As the book winds down, Dean leaves us with some final wisdom that he has taken from ultramarathon running.

"I think we run 100 miles through the wilderness because we are changed by the experience. What takes a monk a month of meditation we can achieve in twenty-four hours of running. With each footstep comes a slow diminishment of self, the prickly edges of ego whittled down until something approaching the divine emerges. Even during a race with no shortage of human folly, great moments of clarity are achieved. Running an ultramarathon builds character, but it also exposes it. We learn about ourselves, we gain deeper insights into the nature of our character, and we are transformed by these things. To know thyself, one must push thyself."

The slow diminishment of self and the whittling down of ego. Meditation can get us there, but Dean is correct; it takes much longer, even years. Perhaps the destructive nature of running 100 miles brings us closer to the edge we need to see ourselves at. We all believe we are standing at the edge because we are busy, but as David Goggins says, we are probably only at 40%. 

I'll leave you with the final piece from Dean's book I captured. It's his look at running overall and the lessons he has learned over the years distilled down into a few sentences. Replace running with anything. Replace running with writing. 

"Running is not about racing or winning, it is about the human challenge and the exploration of self. Running is a conversation, an education, a revolution, an awakening. We discover who we are through the movement of our bodies, and there are lessons to be learned in running alone much as there are in running large races. But in the end, the experience is about you and the trail. We are not the sum of our achievements, but an ongoing story that continues to be told with each day, with each step."

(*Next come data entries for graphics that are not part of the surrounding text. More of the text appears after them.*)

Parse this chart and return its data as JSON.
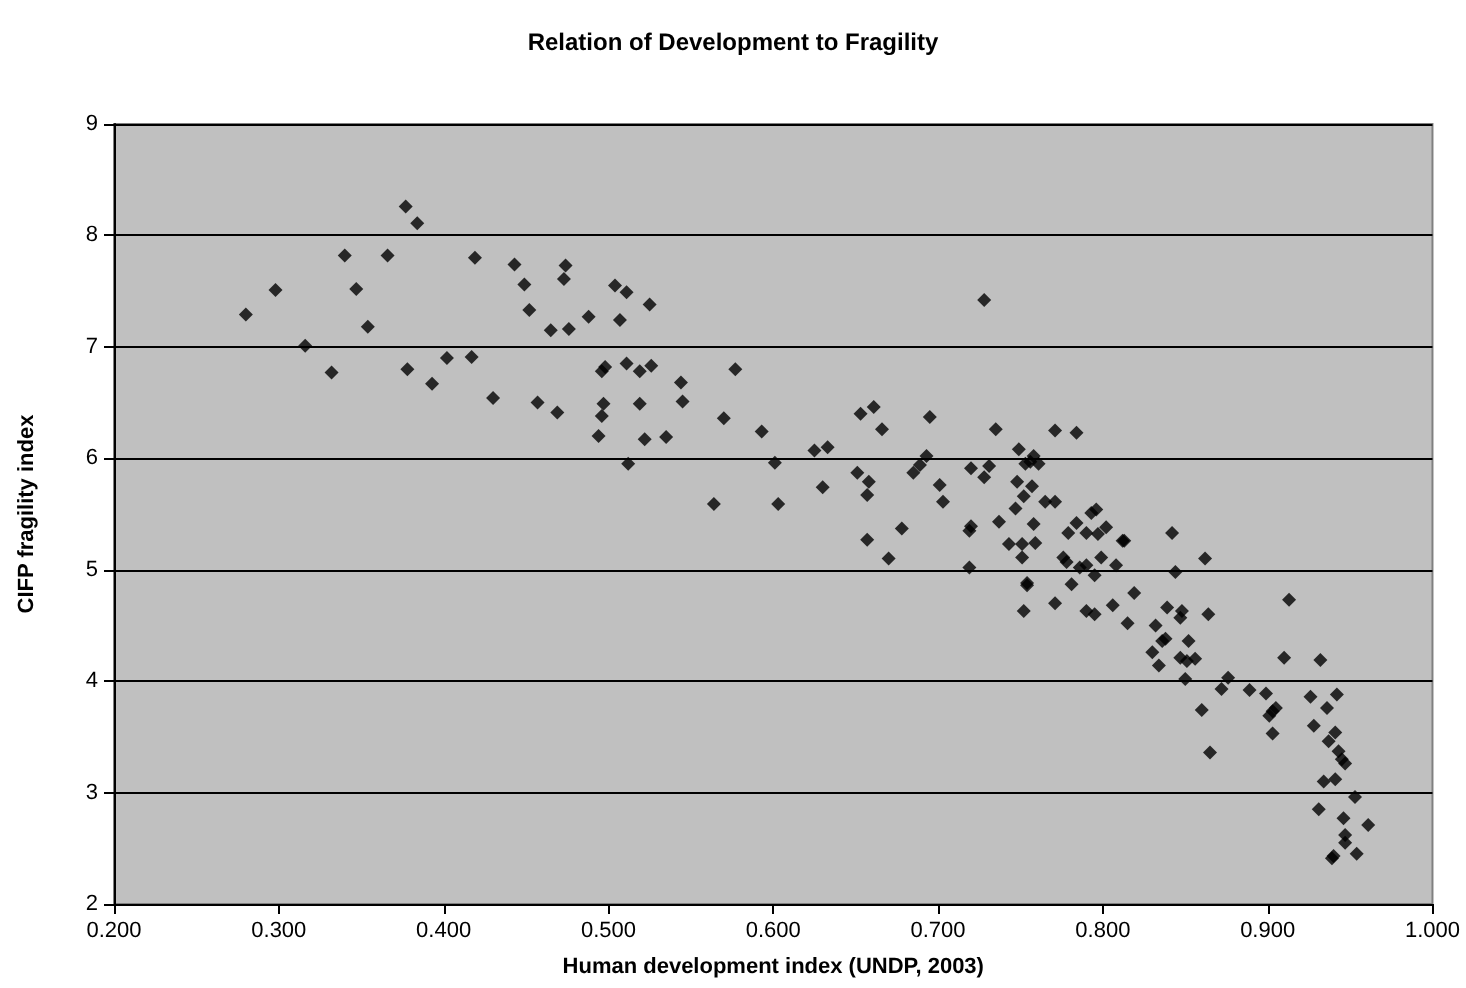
{
  "chart_data": {
    "type": "scatter",
    "title": "Relation of Development to Fragility",
    "xlabel": "Human development index (UNDP, 2003)",
    "ylabel": "CIFP fragility index",
    "xlim": [
      0.2,
      1.0
    ],
    "ylim": [
      2,
      9
    ],
    "xticks": [
      {
        "value": 0.2,
        "label": "0.200"
      },
      {
        "value": 0.3,
        "label": "0.300"
      },
      {
        "value": 0.4,
        "label": "0.400"
      },
      {
        "value": 0.5,
        "label": "0.500"
      },
      {
        "value": 0.6,
        "label": "0.600"
      },
      {
        "value": 0.7,
        "label": "0.700"
      },
      {
        "value": 0.8,
        "label": "0.800"
      },
      {
        "value": 0.9,
        "label": "0.900"
      },
      {
        "value": 1.0,
        "label": "1.000"
      }
    ],
    "yticks": [
      2,
      3,
      4,
      5,
      6,
      7,
      8,
      9
    ],
    "grid": "y",
    "marker": "diamond",
    "series": [
      {
        "color": "#000000",
        "x": [
          0.377,
          0.384,
          0.34,
          0.366,
          0.419,
          0.443,
          0.474,
          0.473,
          0.449,
          0.298,
          0.347,
          0.28,
          0.452,
          0.488,
          0.354,
          0.465,
          0.476,
          0.316,
          0.332,
          0.378,
          0.402,
          0.417,
          0.393,
          0.43,
          0.457,
          0.469,
          0.504,
          0.511,
          0.507,
          0.525,
          0.496,
          0.498,
          0.511,
          0.519,
          0.526,
          0.497,
          0.496,
          0.519,
          0.494,
          0.522,
          0.535,
          0.512,
          0.544,
          0.545,
          0.577,
          0.57,
          0.593,
          0.601,
          0.564,
          0.603,
          0.625,
          0.633,
          0.63,
          0.653,
          0.661,
          0.666,
          0.651,
          0.658,
          0.657,
          0.657,
          0.67,
          0.678,
          0.695,
          0.685,
          0.689,
          0.693,
          0.701,
          0.703,
          0.728,
          0.735,
          0.771,
          0.784,
          0.749,
          0.758,
          0.753,
          0.761,
          0.756,
          0.72,
          0.731,
          0.728,
          0.748,
          0.757,
          0.752,
          0.765,
          0.771,
          0.747,
          0.72,
          0.719,
          0.737,
          0.758,
          0.793,
          0.796,
          0.784,
          0.779,
          0.79,
          0.797,
          0.802,
          0.812,
          0.842,
          0.743,
          0.751,
          0.759,
          0.751,
          0.776,
          0.778,
          0.786,
          0.79,
          0.795,
          0.799,
          0.808,
          0.719,
          0.754,
          0.754,
          0.781,
          0.771,
          0.752,
          0.79,
          0.795,
          0.806,
          0.819,
          0.839,
          0.844,
          0.862,
          0.848,
          0.864,
          0.813,
          0.815,
          0.847,
          0.832,
          0.836,
          0.838,
          0.83,
          0.852,
          0.834,
          0.847,
          0.851,
          0.856,
          0.85,
          0.86,
          0.865,
          0.872,
          0.876,
          0.889,
          0.899,
          0.905,
          0.903,
          0.901,
          0.903,
          0.913,
          0.91,
          0.932,
          0.926,
          0.936,
          0.942,
          0.928,
          0.937,
          0.941,
          0.943,
          0.945,
          0.947,
          0.934,
          0.941,
          0.953,
          0.931,
          0.946,
          0.961,
          0.947,
          0.947,
          0.939,
          0.94,
          0.954
        ],
        "values": [
          8.26,
          8.11,
          7.82,
          7.82,
          7.8,
          7.74,
          7.73,
          7.61,
          7.56,
          7.51,
          7.52,
          7.29,
          7.33,
          7.27,
          7.18,
          7.15,
          7.16,
          7.01,
          6.77,
          6.8,
          6.9,
          6.91,
          6.67,
          6.54,
          6.5,
          6.41,
          7.55,
          7.49,
          7.24,
          7.38,
          6.78,
          6.82,
          6.85,
          6.78,
          6.83,
          6.49,
          6.38,
          6.49,
          6.2,
          6.17,
          6.19,
          5.95,
          6.68,
          6.51,
          6.8,
          6.36,
          6.24,
          5.96,
          5.59,
          5.59,
          6.07,
          6.1,
          5.74,
          6.4,
          6.46,
          6.26,
          5.87,
          5.79,
          5.67,
          5.27,
          5.1,
          5.37,
          6.37,
          5.87,
          5.94,
          6.02,
          5.76,
          5.61,
          7.42,
          6.26,
          6.25,
          6.23,
          6.08,
          6.02,
          5.95,
          5.95,
          5.97,
          5.91,
          5.93,
          5.83,
          5.79,
          5.75,
          5.66,
          5.61,
          5.61,
          5.55,
          5.39,
          5.35,
          5.43,
          5.41,
          5.51,
          5.54,
          5.42,
          5.33,
          5.33,
          5.32,
          5.38,
          5.26,
          5.33,
          5.23,
          5.23,
          5.24,
          5.11,
          5.11,
          5.07,
          5.02,
          5.04,
          4.95,
          5.11,
          5.04,
          5.02,
          4.88,
          4.86,
          4.87,
          4.7,
          4.63,
          4.63,
          4.6,
          4.68,
          4.79,
          4.66,
          4.98,
          5.1,
          4.63,
          4.6,
          5.26,
          4.52,
          4.57,
          4.5,
          4.36,
          4.38,
          4.26,
          4.36,
          4.14,
          4.21,
          4.18,
          4.2,
          4.02,
          3.74,
          3.36,
          3.93,
          4.03,
          3.92,
          3.89,
          3.76,
          3.73,
          3.69,
          3.53,
          4.73,
          4.21,
          4.19,
          3.86,
          3.76,
          3.88,
          3.6,
          3.46,
          3.54,
          3.37,
          3.3,
          3.26,
          3.1,
          3.12,
          2.96,
          2.85,
          2.77,
          2.71,
          2.62,
          2.55,
          2.41,
          2.43,
          2.45
        ]
      }
    ]
  }
}
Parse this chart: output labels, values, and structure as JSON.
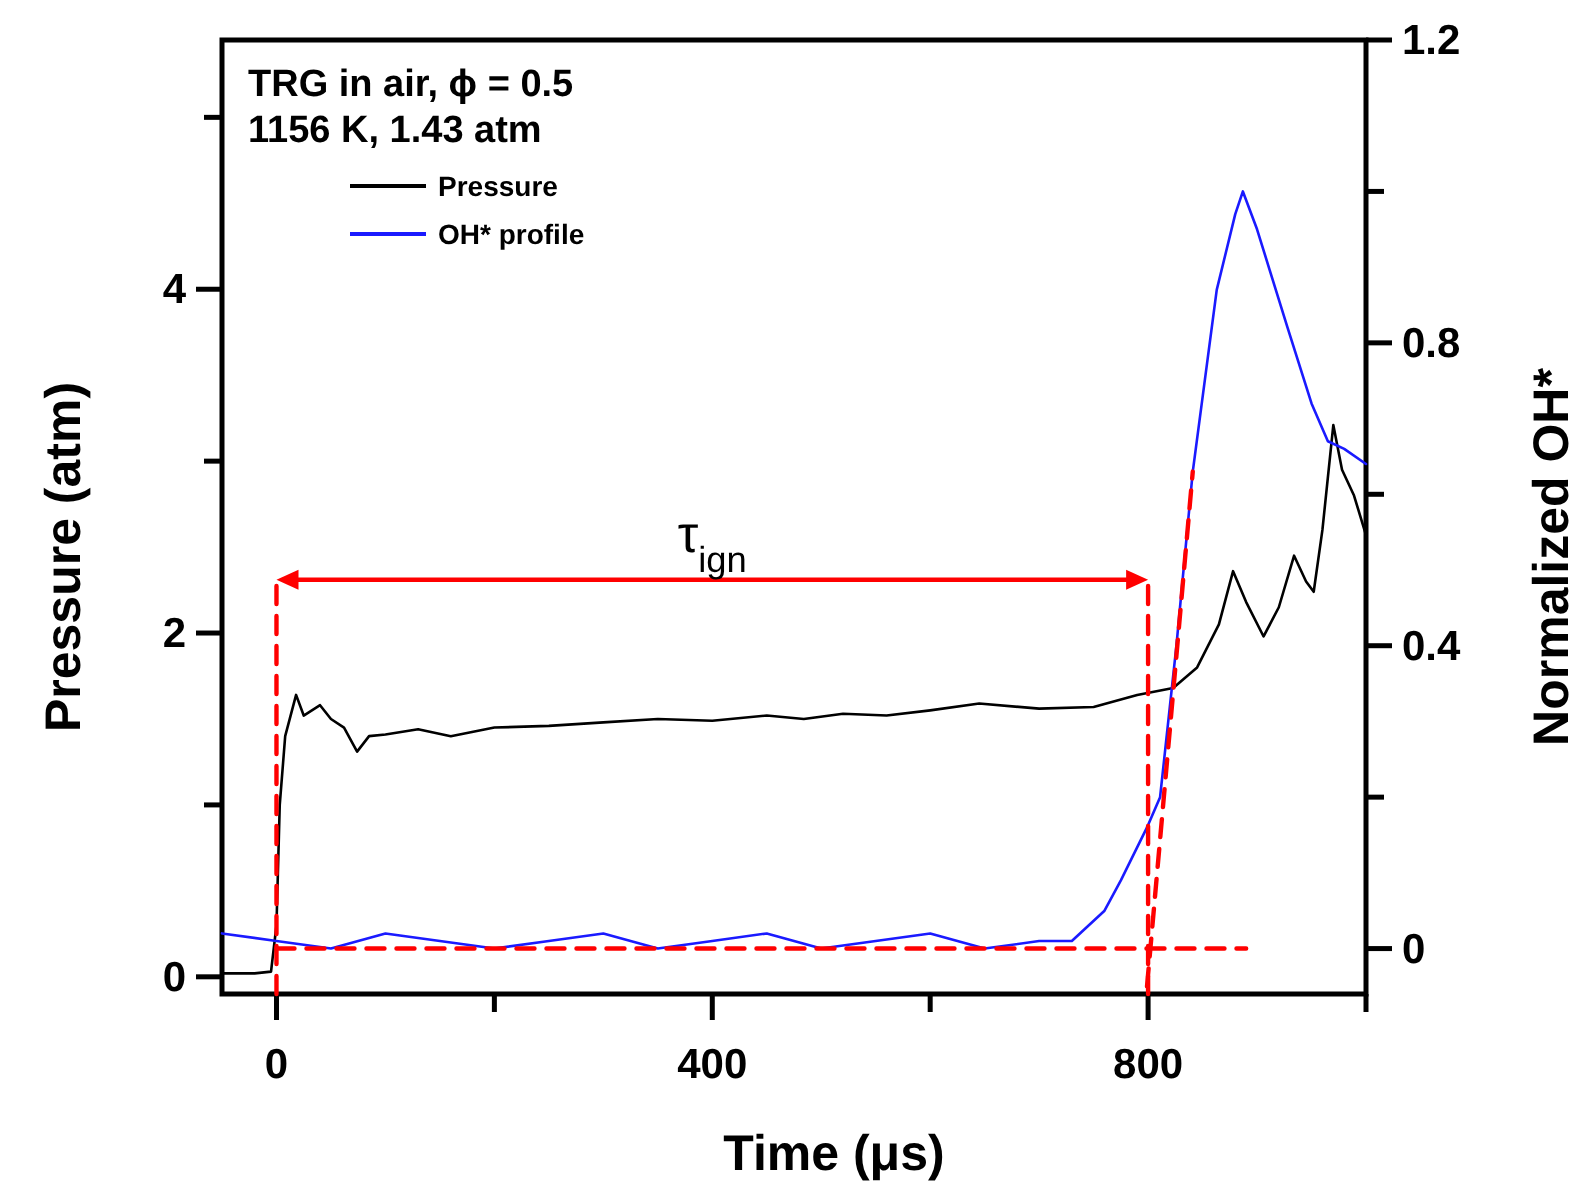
{
  "chart_data": {
    "type": "line",
    "xlabel": "Time (μs)",
    "ylabel": "Pressure (atm)",
    "y2label": "Normalized OH*",
    "xlim": [
      -50,
      1000
    ],
    "xticks": [
      0,
      {
        "value": 200,
        "label": null
      },
      400,
      {
        "value": 600,
        "label": null
      },
      800,
      {
        "value": 1000,
        "label": null
      }
    ],
    "ylim": [
      -0.1,
      5.45
    ],
    "yticks": [
      0,
      {
        "value": 1,
        "label": null
      },
      2,
      {
        "value": 3,
        "label": null
      },
      4,
      {
        "value": 5,
        "label": null
      }
    ],
    "y2lim": [
      -0.06,
      1.2
    ],
    "y2ticks": [
      0,
      {
        "value": 0.2,
        "label": null
      },
      0.4,
      {
        "value": 0.6,
        "label": null
      },
      0.8,
      {
        "value": 1.0,
        "label": null
      },
      1.2
    ],
    "grid": false,
    "legend": "top left",
    "marker": "none",
    "annotations": [
      "TRG in air, ϕ = 0.5",
      "1156 K, 1.43 atm",
      "τ$_{ign}$"
    ],
    "series": [
      {
        "name": "Pressure",
        "color": "#000000",
        "axis": "y",
        "x": [
          -50,
          -20,
          -5,
          0,
          3,
          8,
          18,
          25,
          40,
          50,
          62,
          74,
          85,
          100,
          130,
          160,
          200,
          250,
          300,
          350,
          400,
          450,
          484,
          520,
          560,
          600,
          645,
          700,
          750,
          790,
          823,
          845,
          865,
          878,
          890,
          906,
          920,
          934,
          945,
          952,
          960,
          970,
          978,
          989,
          1000
        ],
        "values": [
          0.02,
          0.02,
          0.03,
          0.3,
          1.0,
          1.4,
          1.64,
          1.52,
          1.58,
          1.5,
          1.45,
          1.31,
          1.4,
          1.41,
          1.44,
          1.4,
          1.45,
          1.46,
          1.48,
          1.5,
          1.49,
          1.52,
          1.5,
          1.53,
          1.52,
          1.55,
          1.59,
          1.56,
          1.57,
          1.64,
          1.68,
          1.8,
          2.05,
          2.36,
          2.18,
          1.98,
          2.15,
          2.45,
          2.3,
          2.24,
          2.6,
          3.21,
          2.95,
          2.8,
          2.57
        ]
      },
      {
        "name": "OH* profile",
        "color": "#1a1aff",
        "axis": "y2",
        "x": [
          -50,
          0,
          50,
          100,
          150,
          200,
          250,
          300,
          350,
          400,
          450,
          500,
          550,
          600,
          650,
          700,
          730,
          760,
          775,
          799,
          811,
          826,
          841,
          863,
          880,
          887,
          900,
          928,
          950,
          965,
          980,
          1000
        ],
        "values": [
          0.02,
          0.01,
          0.0,
          0.02,
          0.01,
          0.0,
          0.01,
          0.02,
          0.0,
          0.01,
          0.02,
          0.0,
          0.01,
          0.02,
          0.0,
          0.01,
          0.01,
          0.05,
          0.09,
          0.16,
          0.2,
          0.4,
          0.63,
          0.87,
          0.97,
          1.0,
          0.95,
          0.82,
          0.72,
          0.67,
          0.66,
          0.64
        ]
      },
      {
        "color": "#ff0000",
        "axis": "y2",
        "line_style": "dashed",
        "x": [
          799,
          841
        ],
        "values": [
          -0.05,
          0.63
        ]
      },
      {
        "color": "#ff0000",
        "axis": "y2",
        "line_style": "dashed",
        "x": [
          0,
          890
        ],
        "values": [
          0,
          0
        ]
      },
      {
        "color": "#ff0000",
        "axis": "y",
        "line_style": "dashed",
        "x": [
          0,
          0
        ],
        "values": [
          -0.1,
          2.31
        ]
      },
      {
        "color": "#ff0000",
        "axis": "y",
        "line_style": "dashed",
        "x": [
          800,
          800
        ],
        "values": [
          -0.1,
          2.31
        ]
      }
    ]
  }
}
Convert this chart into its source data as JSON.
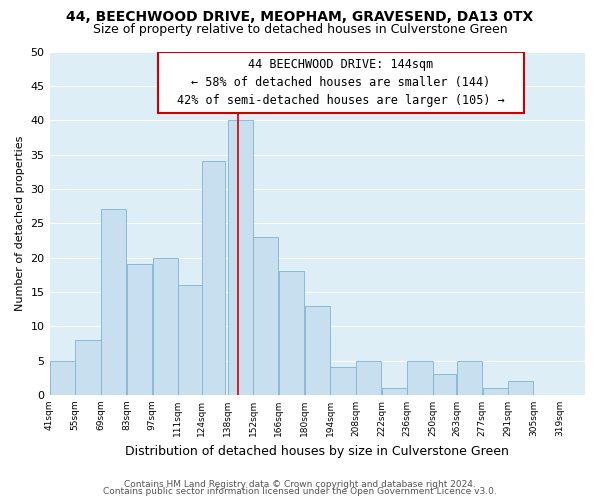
{
  "title": "44, BEECHWOOD DRIVE, MEOPHAM, GRAVESEND, DA13 0TX",
  "subtitle": "Size of property relative to detached houses in Culverstone Green",
  "xlabel": "Distribution of detached houses by size in Culverstone Green",
  "ylabel": "Number of detached properties",
  "bar_left_edges": [
    41,
    55,
    69,
    83,
    97,
    111,
    124,
    138,
    152,
    166,
    180,
    194,
    208,
    222,
    236,
    250,
    263,
    277,
    291,
    305
  ],
  "bar_heights": [
    5,
    8,
    27,
    19,
    20,
    16,
    34,
    40,
    23,
    18,
    13,
    4,
    5,
    1,
    5,
    3,
    5,
    1,
    2,
    0
  ],
  "bar_widths": [
    14,
    14,
    14,
    14,
    14,
    14,
    13,
    14,
    14,
    14,
    14,
    14,
    14,
    14,
    14,
    13,
    14,
    14,
    14,
    14
  ],
  "bar_color": "#c8dff0",
  "bar_edgecolor": "#7fb3d3",
  "vline_x": 144,
  "vline_color": "#cc0000",
  "ann_line1": "44 BEECHWOOD DRIVE: 144sqm",
  "ann_line2": "← 58% of detached houses are smaller (144)",
  "ann_line3": "42% of semi-detached houses are larger (105) →",
  "tick_labels": [
    "41sqm",
    "55sqm",
    "69sqm",
    "83sqm",
    "97sqm",
    "111sqm",
    "124sqm",
    "138sqm",
    "152sqm",
    "166sqm",
    "180sqm",
    "194sqm",
    "208sqm",
    "222sqm",
    "236sqm",
    "250sqm",
    "263sqm",
    "277sqm",
    "291sqm",
    "305sqm",
    "319sqm"
  ],
  "tick_positions": [
    41,
    55,
    69,
    83,
    97,
    111,
    124,
    138,
    152,
    166,
    180,
    194,
    208,
    222,
    236,
    250,
    263,
    277,
    291,
    305,
    319
  ],
  "ylim": [
    0,
    50
  ],
  "xlim": [
    41,
    333
  ],
  "yticks": [
    0,
    5,
    10,
    15,
    20,
    25,
    30,
    35,
    40,
    45,
    50
  ],
  "grid_color": "#ffffff",
  "bg_color": "#ddeef7",
  "footer_line1": "Contains HM Land Registry data © Crown copyright and database right 2024.",
  "footer_line2": "Contains public sector information licensed under the Open Government Licence v3.0.",
  "title_fontsize": 10,
  "subtitle_fontsize": 9,
  "xlabel_fontsize": 9,
  "ylabel_fontsize": 8,
  "footer_fontsize": 6.5,
  "tick_fontsize": 6.5,
  "ytick_fontsize": 8,
  "ann_fontsize": 8.5
}
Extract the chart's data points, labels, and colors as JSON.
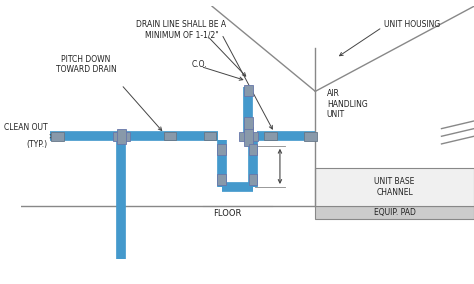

What is your story today? My story is that I decided to flip open my iPad and write a few words. To chase after this voice inside me that says why don't you keep writing on your blog? Why don't you try writing a few words? I don't know where it comes from, but it keeps asking, so here I am. It's not 100 miles, but perhaps there is a parallel in the discomfort felt. And like running, we can show up each day and train/write. We are an ongoing story, so if you are reading this, you, too, have a choice to pick up whatever you are sitting on. The trail isn't going to run itself.